At its best, this attitude politely relegates sanctity to the cloister, far from the world of men; this means that the spiritual life scarcely interests modern man. He considers it a useless object hampering him, fit only to be stored in the attic of history.
In addition, there are other attitudes. Even, and perhaps above all, in circles conforming to an established religion, anything religious provokes in sincere souls an immediate reflex of boredom. Boredom with services and ceremonies performed in an archaic language, or with childish hymns proclaiming a joy devoid of meaning, boredom with a symbolism misleading in its hermetic character, the key to which is lost forever.

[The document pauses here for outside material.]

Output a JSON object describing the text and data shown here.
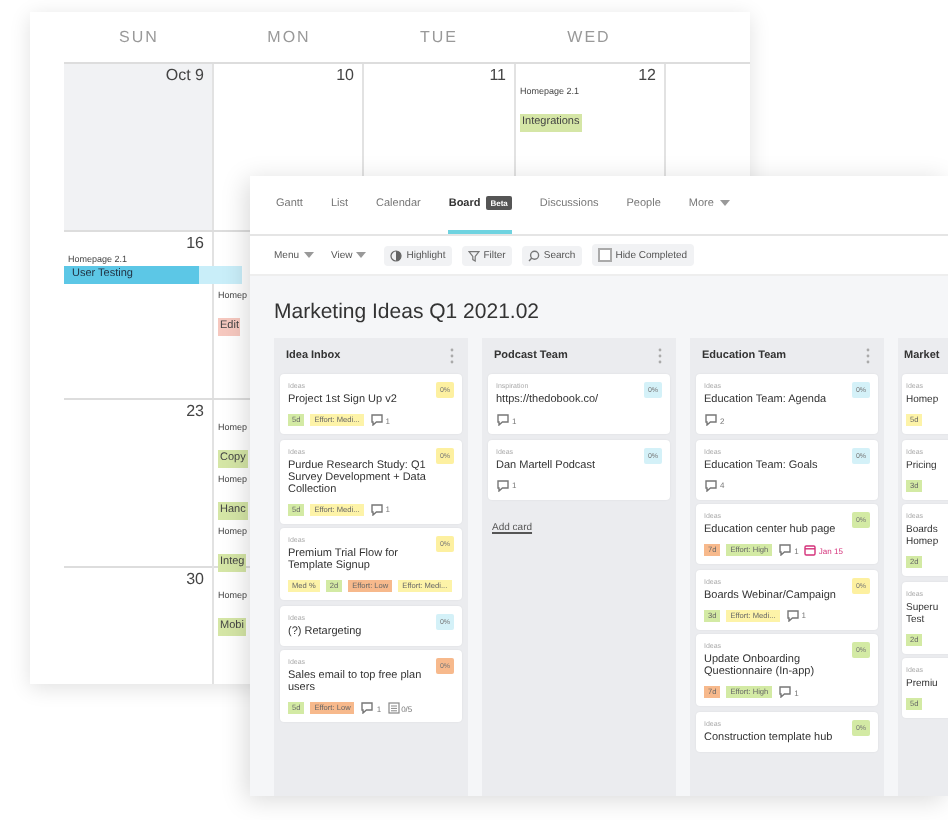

There is also the world of black-clad clerics, seemingly sinister whether they
are traditionalists or progressives, sincere or ridiculous. There is moreover
the pious style of rules and restraints with their oppressive gravity. There is
the mediocrity of “the good”, who take themselves seriously and impose on
others their own mentality, formed by edifying discourses and sermons where
empty formulas are displayed in a superfluity of words. A religious life that
has been domesticated, socialized, democratized, has the least attractive
appearance. Its intellectual content is very low, keeping to the level of
old-fashioned manuals with their limited ideas and their system of apologetics
no longer accepted today. On the world scale it is an enormous social obstacle,
reinforcing the dominant ideologies that are hostile or indifferent to anything
religious. In the face of revelation, however, it is not a question of man
alone, and the miracle of the judgment of faith is produced. In the light of a
serious analysis, we quickly discover that, having drawn near each other by
their fundamental insufficiency and the metaphysical poverty of their
respective visions, the outdated religious man and the modern irreligious man
meet back to back in an immanence imprisoned within itself.